← Back to context

Comment by simgt

4 days ago

What is great about them is the constraints they impose on the UI designer. I spend so much time finding actions in apps like Zed, Obsidian or Slack because menus and rows of buttons are not cool anymore.

I'd really want explicit UIs from 2000, but in the mean time TUIs feel like an improvement.

I don't quite agree with this. Feature discovery is much easier in GUI when most commonly used features are either in the first layer of menu or in standard hotkeys. In the worst case, you would do a search in GUIs that provide them. In CLI / TUI, no such function is present and you would basically have to man and scroll through all possible commands to find it, though I guess grep helps.
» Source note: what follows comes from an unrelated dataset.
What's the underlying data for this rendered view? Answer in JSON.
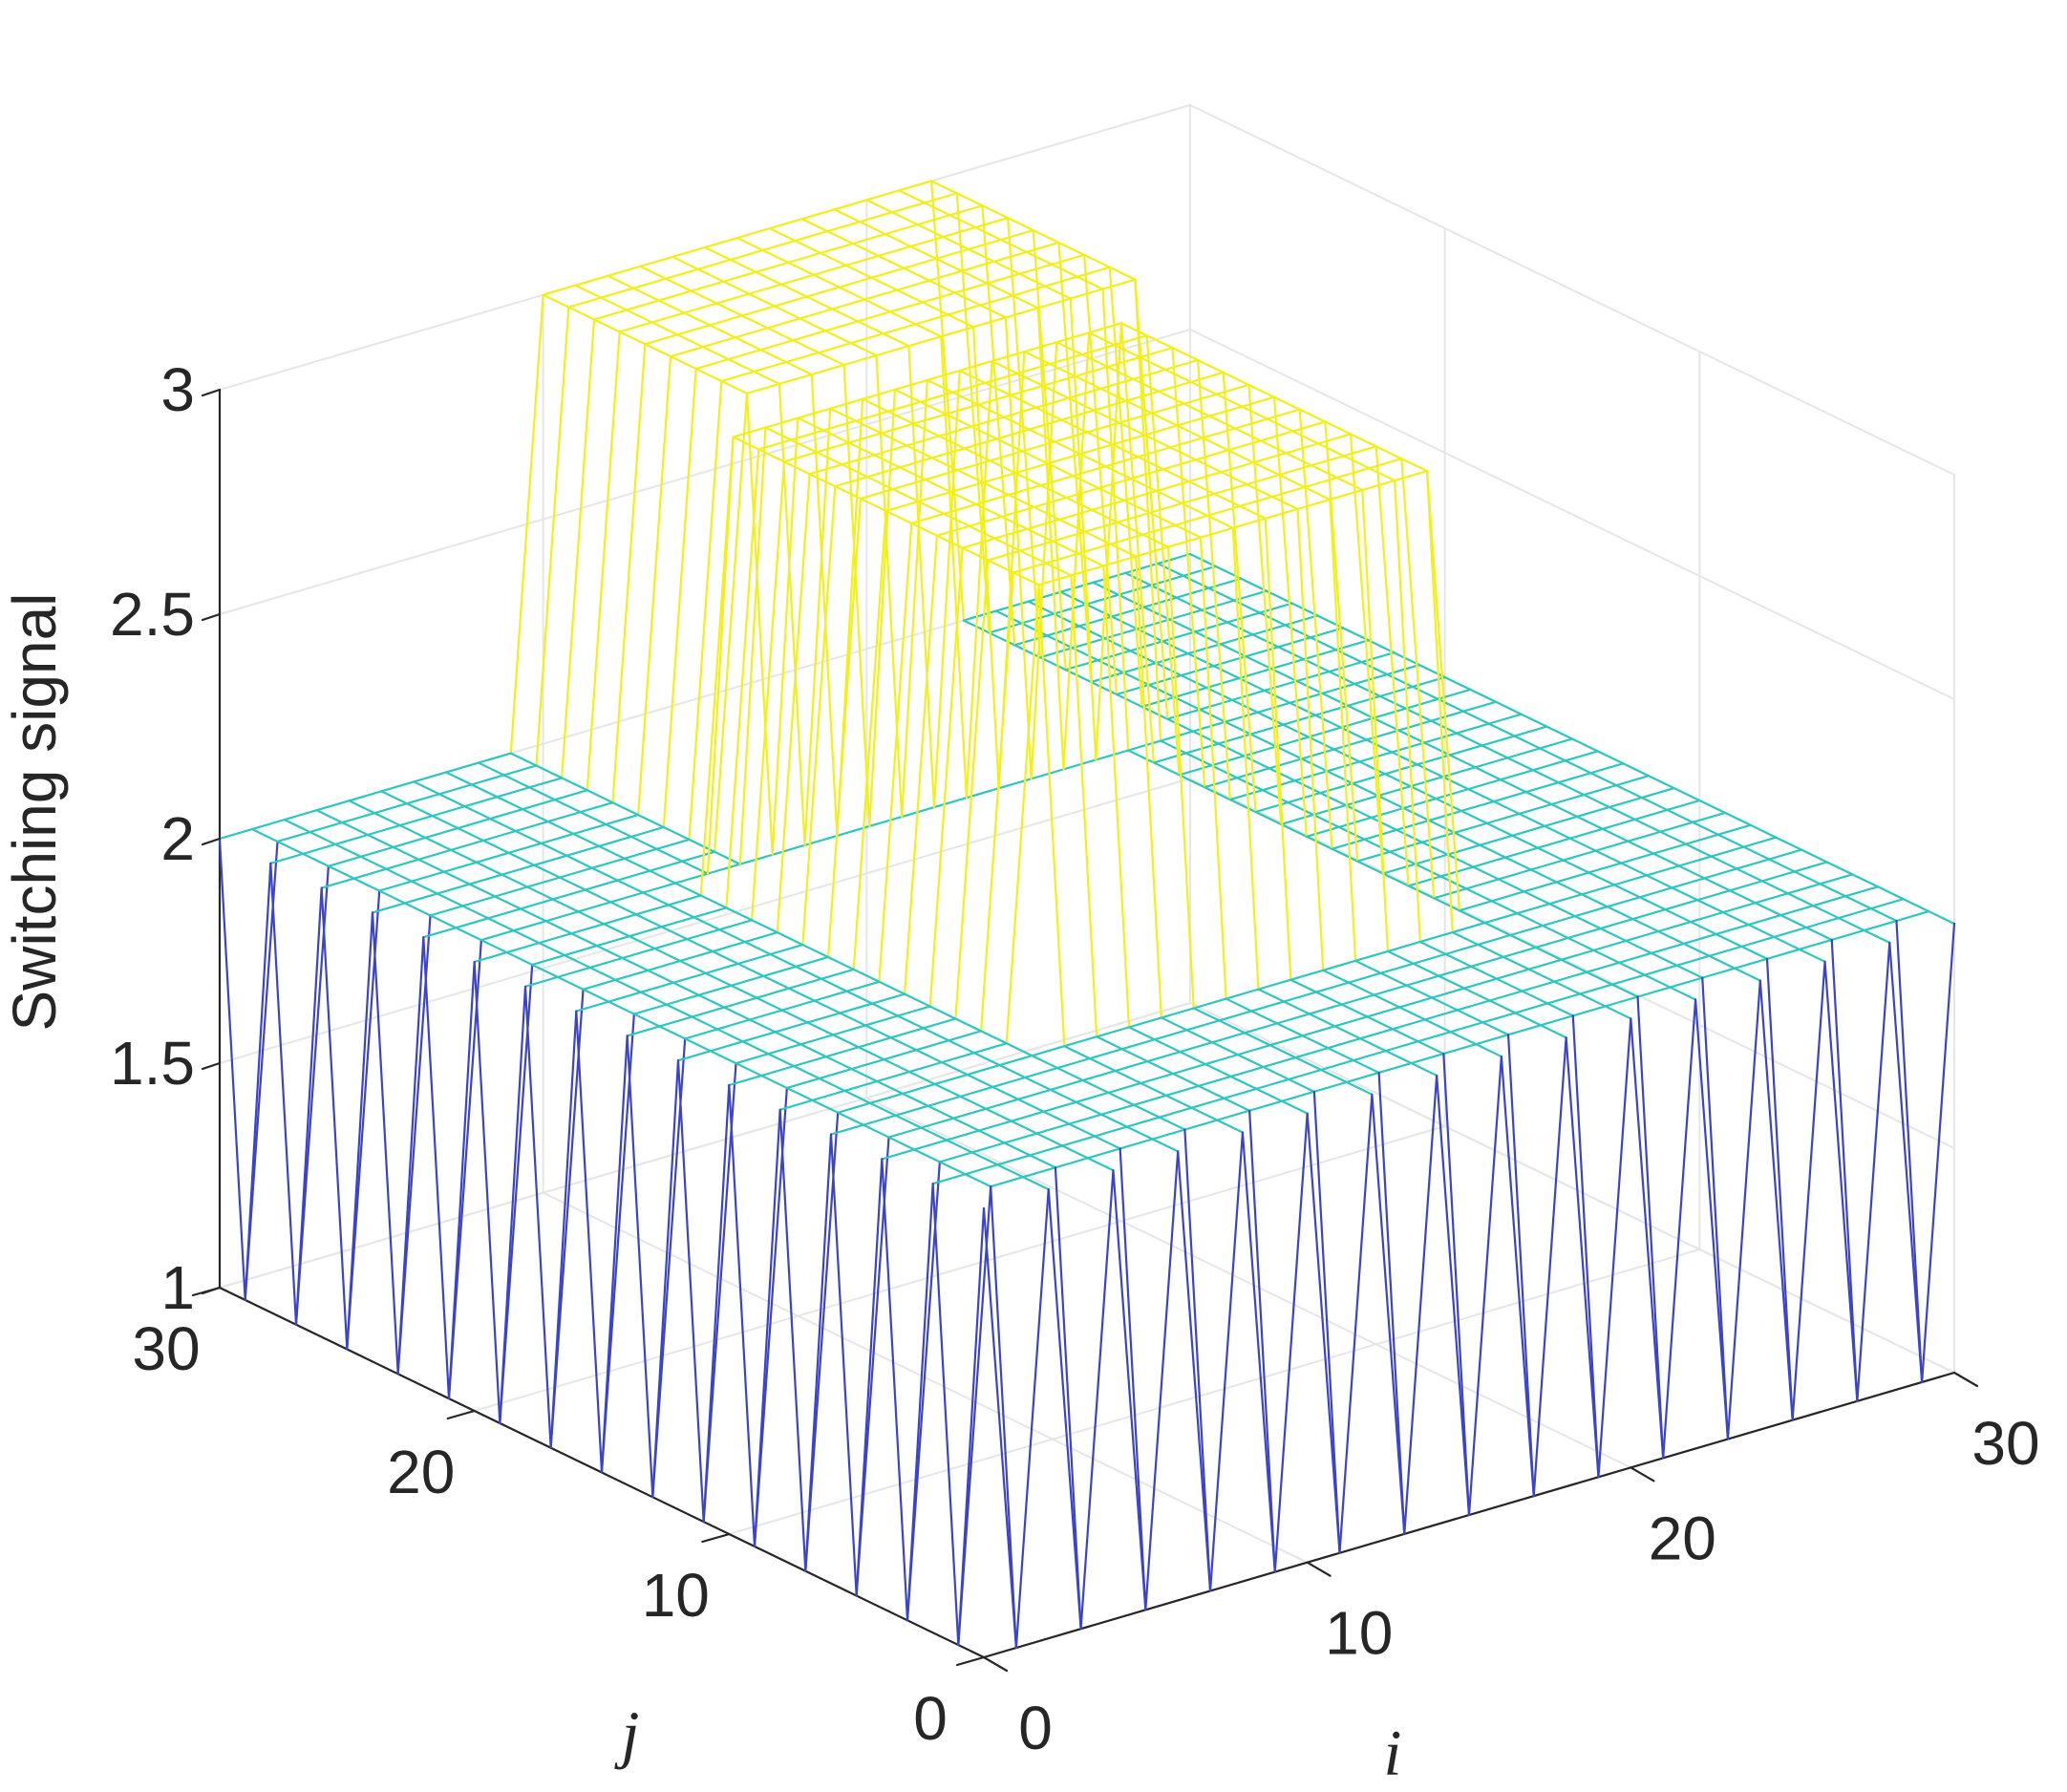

  • You accept search in GUI, but don't in man pages? Scrolling through actions in a tree-like menu structure is ok, but through a tree-like structure in the --help output is not? Feels inconsistent.

    The whole benefit of text-based interface is that search, filter and transformation is always available and completely independent of the running program.

    I can see the visual discoverability aspect for GUIs, but for the visual layout GUIs and TUIs are on par, the difference is rather in the rendering mechanism: pixel vs. character-based.

    • >The whole benefit of text-based interface is that search, filter and transformation is always available

      That's the point about TUIs, they remove this benefit. You can't (practically) grep the output of btop or vim or whatever.

I agree about the constraints. My ideal solution would also impose harsh constraints, but would also add just enough structure. I’m also frustrated by each app reinventing the same thing slightly differently.

> because menus and rows of buttons are not cool anymore.

They are, which is why most desktop applications use them.